IRS pulls back on promise of back pay for idled workers

The IRS is walking back guidance on back pay for staffers a day after the agency furloughed almost half its employees and suggested they would receive retroactive paychecks, according to an email obtained by POLITICO.

“An earlier memo circulated on furlough guidance incorrectly stated the nature of the Government Employee Fair Treatment Act of 2019 as it relates to compensation for non-pay and non-duty status,” the email to employees, sent Thursday, reads. “The Office of Management and Budget will provide further guidance on this issue, and you will be updated accordingly.”

The newest guidance contradicts the IRS’s initial guidance in its furlough decision letter, which is still posted on the agency’s website and includes a reminder that “employees must be compensated on the earliest date possible after the [government funding] lapse ends, regardless of scheduled pay dates,” as per the 2019 law President Donald Trump signed.

The initial letter came a day after a White House memo suggested furloughed federal employees might not receive back pay.

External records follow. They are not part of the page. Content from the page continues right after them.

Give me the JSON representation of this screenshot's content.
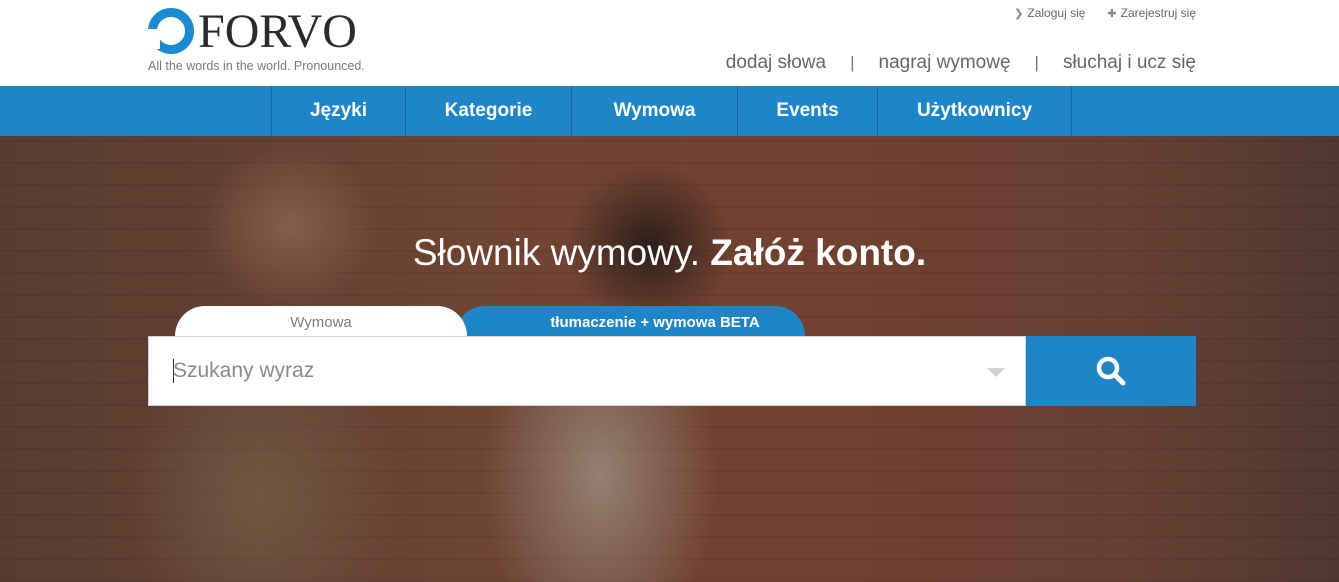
{
  "logo": {
    "name": "FORVO",
    "tagline": "All the words in the world. Pronounced."
  },
  "top_links": {
    "login": "Zaloguj się",
    "register": "Zarejestruj się"
  },
  "secondary_links": {
    "add_words": "dodaj słowa",
    "record": "nagraj wymowę",
    "listen": "słuchaj i ucz się",
    "separator": "|"
  },
  "nav": {
    "items": [
      {
        "label": "Języki"
      },
      {
        "label": "Kategorie"
      },
      {
        "label": "Wymowa"
      },
      {
        "label": "Events"
      },
      {
        "label": "Użytkownicy"
      }
    ]
  },
  "hero": {
    "title_regular": "Słownik wymowy.",
    "title_bold": "Załóż konto."
  },
  "search": {
    "tab_pronunciation": "Wymowa",
    "tab_translation": "tłumaczenie + wymowa BETA",
    "placeholder": "Szukany wyraz",
    "value": ""
  },
  "colors": {
    "brand_blue": "#1f85c9",
    "logo_blue": "#1a8bd0"
  },
  "icons": {
    "login": "chevron-right-icon",
    "register": "plus-icon",
    "search": "magnifier-icon",
    "dropdown": "caret-down-icon"
  }
}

The move will likely roil employees who have seen the federal workforce as a relatively stable career path. The Trump administration has spent much of the year unwinding the federal government, and in the process has terminated or offered deferred resignations to tens of thousands of people. The IRS itself has shed more than 26,000 workers this year.

Earlier this week, the Interior Department similarly reversed guidance on back pay, POLITICO reported.

The Treasury Department did not immediately respond to a request for comment. And the National Treasury Employees Union, which represents IRS workers, declined to comment.